Лисенок

Галина Щекина
 Нариман увидел ее в коридоре рабочего общежития в очень лихом образе. Она возвращалась с какой-то гулянки и держала между пальцев несколько бутылок с вином. По-туземному пританцовывала и кружилась, отчего расстегнутый плащ раздувался и шел пузырем.

 Нариман, получивший имя свое от тюркских предков в третьем колене, ничего не выдал на узкоглазом лице, только чуть усмехнулся. Она так размахивала гроздьями своих бутылок, что он ужаснулся. Потом она протанцевала мимо вахты и волчком двинулась по лестнице наверх. Рискованно, очень рискованно. Ее темные волосы закрывали лицо, а рот нахально улыбался. Плащ шуршал и звякал цепочками. Навернется или нет? Тогда бы он, как древний воин, одернул доспехи (черный свитер) и отнес бы ее в комнату. Но ничего такого не случилось. Никакого грохота со второго этажа он не услышал. Нариман продолжал сидеть на вахте и таращиться в учебник по философии.


 Второй раз был более будничным.
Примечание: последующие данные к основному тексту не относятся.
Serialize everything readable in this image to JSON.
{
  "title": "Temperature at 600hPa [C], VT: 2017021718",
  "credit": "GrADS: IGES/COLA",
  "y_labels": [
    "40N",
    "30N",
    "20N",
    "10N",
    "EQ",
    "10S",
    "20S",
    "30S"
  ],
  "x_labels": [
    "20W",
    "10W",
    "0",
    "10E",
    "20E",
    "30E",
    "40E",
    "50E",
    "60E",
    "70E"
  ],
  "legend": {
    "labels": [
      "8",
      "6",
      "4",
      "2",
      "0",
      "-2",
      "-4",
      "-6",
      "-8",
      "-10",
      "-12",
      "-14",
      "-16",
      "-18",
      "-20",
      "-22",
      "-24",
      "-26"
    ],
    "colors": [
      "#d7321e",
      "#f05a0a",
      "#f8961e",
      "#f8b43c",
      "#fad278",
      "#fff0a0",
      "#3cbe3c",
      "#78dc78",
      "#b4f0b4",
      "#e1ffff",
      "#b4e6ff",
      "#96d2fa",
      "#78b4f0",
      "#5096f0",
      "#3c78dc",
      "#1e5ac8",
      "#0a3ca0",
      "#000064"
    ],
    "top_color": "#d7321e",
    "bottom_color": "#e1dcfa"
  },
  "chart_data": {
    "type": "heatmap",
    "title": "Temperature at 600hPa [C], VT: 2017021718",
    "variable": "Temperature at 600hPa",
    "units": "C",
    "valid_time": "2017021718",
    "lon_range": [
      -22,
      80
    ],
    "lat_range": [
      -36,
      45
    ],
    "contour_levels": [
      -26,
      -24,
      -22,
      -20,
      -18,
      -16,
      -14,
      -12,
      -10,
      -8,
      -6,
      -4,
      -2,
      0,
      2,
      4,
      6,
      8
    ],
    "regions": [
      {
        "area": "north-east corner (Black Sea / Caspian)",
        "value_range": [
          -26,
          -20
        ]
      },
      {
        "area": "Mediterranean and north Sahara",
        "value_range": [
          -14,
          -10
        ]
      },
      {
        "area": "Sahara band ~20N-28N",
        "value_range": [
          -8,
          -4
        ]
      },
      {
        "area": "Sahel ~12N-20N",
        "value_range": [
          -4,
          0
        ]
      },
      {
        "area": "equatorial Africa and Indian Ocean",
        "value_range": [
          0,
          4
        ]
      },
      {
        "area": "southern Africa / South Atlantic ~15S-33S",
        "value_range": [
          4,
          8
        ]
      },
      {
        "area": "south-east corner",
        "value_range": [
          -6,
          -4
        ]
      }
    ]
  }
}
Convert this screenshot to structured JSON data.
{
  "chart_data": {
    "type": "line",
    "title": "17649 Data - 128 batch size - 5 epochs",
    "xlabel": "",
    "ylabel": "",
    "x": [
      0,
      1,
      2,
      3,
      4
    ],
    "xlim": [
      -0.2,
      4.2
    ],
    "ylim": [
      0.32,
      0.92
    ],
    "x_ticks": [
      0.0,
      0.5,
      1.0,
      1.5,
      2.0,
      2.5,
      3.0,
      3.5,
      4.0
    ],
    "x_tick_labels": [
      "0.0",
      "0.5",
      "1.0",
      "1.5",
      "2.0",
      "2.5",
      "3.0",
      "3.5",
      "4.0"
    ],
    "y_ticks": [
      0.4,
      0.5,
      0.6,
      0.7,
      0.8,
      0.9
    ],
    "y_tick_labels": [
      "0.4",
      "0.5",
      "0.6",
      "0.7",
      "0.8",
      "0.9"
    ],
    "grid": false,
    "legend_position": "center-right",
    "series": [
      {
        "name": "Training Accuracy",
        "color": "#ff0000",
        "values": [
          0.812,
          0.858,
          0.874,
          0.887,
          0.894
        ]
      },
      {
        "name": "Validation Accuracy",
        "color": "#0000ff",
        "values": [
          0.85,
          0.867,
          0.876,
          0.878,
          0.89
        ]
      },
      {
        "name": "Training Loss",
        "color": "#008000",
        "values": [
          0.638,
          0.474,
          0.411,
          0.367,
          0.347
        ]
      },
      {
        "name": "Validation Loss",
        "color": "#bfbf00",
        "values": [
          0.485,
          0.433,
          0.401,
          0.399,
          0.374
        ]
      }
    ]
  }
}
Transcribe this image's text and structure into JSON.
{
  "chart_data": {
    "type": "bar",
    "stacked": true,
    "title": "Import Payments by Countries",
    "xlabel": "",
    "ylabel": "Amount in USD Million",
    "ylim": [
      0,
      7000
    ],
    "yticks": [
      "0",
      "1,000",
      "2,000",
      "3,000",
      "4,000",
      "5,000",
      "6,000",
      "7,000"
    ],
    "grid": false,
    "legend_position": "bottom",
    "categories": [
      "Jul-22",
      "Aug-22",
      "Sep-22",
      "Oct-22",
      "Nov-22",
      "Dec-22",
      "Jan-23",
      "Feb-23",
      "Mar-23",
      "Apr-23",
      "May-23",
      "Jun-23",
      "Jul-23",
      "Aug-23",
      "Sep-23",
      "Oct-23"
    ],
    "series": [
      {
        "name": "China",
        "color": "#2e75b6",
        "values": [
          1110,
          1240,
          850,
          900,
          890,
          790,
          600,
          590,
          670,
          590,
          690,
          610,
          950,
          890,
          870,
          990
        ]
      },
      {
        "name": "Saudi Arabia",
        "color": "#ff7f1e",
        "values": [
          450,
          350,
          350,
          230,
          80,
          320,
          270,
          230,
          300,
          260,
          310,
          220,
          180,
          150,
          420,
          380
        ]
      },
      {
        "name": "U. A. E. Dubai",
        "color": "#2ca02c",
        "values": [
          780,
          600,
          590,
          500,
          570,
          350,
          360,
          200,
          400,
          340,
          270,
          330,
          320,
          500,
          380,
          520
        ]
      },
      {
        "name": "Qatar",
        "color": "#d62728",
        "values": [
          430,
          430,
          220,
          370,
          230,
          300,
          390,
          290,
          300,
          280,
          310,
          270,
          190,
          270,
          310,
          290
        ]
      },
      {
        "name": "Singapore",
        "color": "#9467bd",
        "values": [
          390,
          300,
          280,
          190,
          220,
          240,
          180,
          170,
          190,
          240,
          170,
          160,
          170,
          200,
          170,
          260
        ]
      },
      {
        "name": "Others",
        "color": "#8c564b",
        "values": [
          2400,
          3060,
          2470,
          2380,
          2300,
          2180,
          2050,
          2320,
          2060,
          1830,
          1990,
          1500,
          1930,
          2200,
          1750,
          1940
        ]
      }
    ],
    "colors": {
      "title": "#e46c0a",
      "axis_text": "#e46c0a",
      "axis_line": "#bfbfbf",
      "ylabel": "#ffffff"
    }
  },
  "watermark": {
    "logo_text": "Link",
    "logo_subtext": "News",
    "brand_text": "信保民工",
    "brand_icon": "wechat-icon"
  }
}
Она на работе прозевала какой-то момент, зацепила рукав железной заусеницей, и ее руку затащило в токарный станок. Говорят, кричала она на весь завод… Ее, конечно, увезли в травматологию и в общежитие она явилась перебинтованной, с рукой на перевязи. Нариман, как студент соцпеда, жил в данном общежитии на правах воспитателя, ну и…

 Она стояла у окна - плечи широкие, лохматая, и грубые джинсы. Пацан и все.
– Как зовут?
– Наринэ.
 Стало жалко её. Принес сыр и кофе - все, что у него было.


 Но благородное шефство соцпеда над токарем четвертого разряда как-то не пошло. Она не хотела читать его книжки, и как он ни бился, пока она сидела в общаге на больничном – ничего. Почти месяц скрывала от него, что читать не умеет.
– Как не умеешь?
– Так, я двоечница… 
– Ну, а что умеешь?
– От ножа уворачиваться, – сказала она и посмотрела узкими горячими глазами. И столько там плескалось боли и жалобы, что он как-то не смог дальше пробиться. Играть умную роль расхотелось. Перед ним стояла беда молчаливая и качала почти зажившую руку.

 Ну, а потом эта лиса… Точней, Лисенок. Как раз пошел шум вокруг "Черных камней" Жигулина. Открылись какие-то вещи, о которых молчали раньше. А Жигулин-то был местный воронежский поэт. И Нариман, родившийся здесь, хоть и имел тюркские корни, все-таки любил эти места, родные места. Он читал ей вслух «Черные камни» на кухне, пока она варила кашу, в прачечной, пока она стирала. Черт знает, какие у нее были корни. Но она раскрылась на простых строчках стихотворения «Лисенок».


Привезу тебе лисенка,
До апреля подожди.
Отвяжу с мешка тесемку:
— Ну-ка, рыжий выходи!
Выйдет робкий несмышленыш,
Головастый и смешной,
Лисий маленький детеныш,
Черноглазый зверь лесной.
Будет фыркать он спросонок.
Скажут все наперебой:
— У нее же есть лисенок,
Не игрушечный — живой!


 Она выпрямилась от плиты и выдохнула: «Так привези». Наринэ поверила! Вот так номер. Нариман втихую возгордился своим соцпедовским статусом, хотя заслуга была не его, а поэта. С тех пор лисенок стал условным знаком.


 Еще через месяц она по складам читала. Стыдилась своего незнания. Она дергала плечом и оскаливалась. «Р-р-р!» –  говорила она.
– Ну, лисенок!
– Да, прости.
И храбро блуждала в лабиринтах букв. То, что для одного человека естественно, то для другого  –  надрыв и подвиг. Но она пошла на это. "Говорят, у нас нет социальной пропасти",- думал он, "... еще какая..."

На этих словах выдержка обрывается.